Walking Really Can Help

Walking Really Can Help


You may think you’ve heard all of the benefits of walking, including:

  • lower blood glucose
  • lower blood pressure
  • lower levels of stress and depression

But new findings from the “Nurses’ Health Study,” conducted by Harvard Medical School, show that women especially can benefit from walking, and even from standing and walking around at home instead of sitting. This large study of women and health also offers some information about what helped women choose and stick with walking for exercise. Researchers found that women who lived in safe areas with neighbors close by were more likely to walk. But even if you do not live where you can easily or safely walk, you can walk around the inside of your house, on a treadmill or in a mall. You can also ask a family member or a neighbor to walk with you. Or, take a walk on your lunch break with a co-worker.

Walking is an activity that most people can do, and it can add to both the length and quality of your life. Start with 10 to 15 minutes and try to walk faster and for a longer amount of time each week.




Did you know that walking lowers both blood glucose and insulin resistance? The Nurses’ Health Study showed that walking briskly for 30 minutes each day lowers the risk of diabetes by 30 percent. Standing or walking around the house for two hours a day lowered the risk for diabetes by 12 percent and obesity by 9 percent. And walking for one hour each day lowers the risk of obesity by 24 percent. On the other hand, sitting at work, driving or watching TV for long periods raised the risk for type 2 diabetes.

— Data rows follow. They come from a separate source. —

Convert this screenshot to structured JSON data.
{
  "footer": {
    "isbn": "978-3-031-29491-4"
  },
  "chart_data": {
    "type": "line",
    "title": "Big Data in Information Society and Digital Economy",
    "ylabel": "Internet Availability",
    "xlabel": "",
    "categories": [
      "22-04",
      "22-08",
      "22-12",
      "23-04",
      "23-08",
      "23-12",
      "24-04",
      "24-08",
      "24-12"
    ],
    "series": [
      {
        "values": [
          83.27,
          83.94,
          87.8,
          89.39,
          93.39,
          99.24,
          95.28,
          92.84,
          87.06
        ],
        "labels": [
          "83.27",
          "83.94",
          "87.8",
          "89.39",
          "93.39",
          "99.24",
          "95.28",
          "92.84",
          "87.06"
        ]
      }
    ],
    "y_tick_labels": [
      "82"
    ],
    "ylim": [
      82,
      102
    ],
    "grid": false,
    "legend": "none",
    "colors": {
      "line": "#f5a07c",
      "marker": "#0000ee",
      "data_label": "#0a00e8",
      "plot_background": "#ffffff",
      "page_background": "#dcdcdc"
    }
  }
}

Women with type 2 diabetes who exercised, including brisk walking for more than 4 hours per week, had about a 40 percent lower risk of heart disease. Women who walked faster had less risk. This means that walking helps to prevent heart disease, which is the leading cause of death among people with diabetes.


This study defined healthy aging as long life combined with good memory, good physical ability, good mental health and no major chronic diseases. Women who were part of this study who walked for 90 minutes each week maintained their memory over time better than those who did not. They also increased their chances of healthy aging by about 15 to 20 percent.


Women who walked for five hours per week had a 9 percent lower risk of breast cancer compared with women who did not exercise. In addition, women who walked three to five hours per week after they were diagnosed with breast cancer were at a 50 percent lower risk of death from their disease.

Women who walked more than one hour per week had about a 30 percent lower risk for colon cancer. Women who walked at least five hours per week had about a 20 percent lower risk for colon polyps, which can lead to colon cancer. Walking faster lowered the risk for both colon polyps and colon cancer.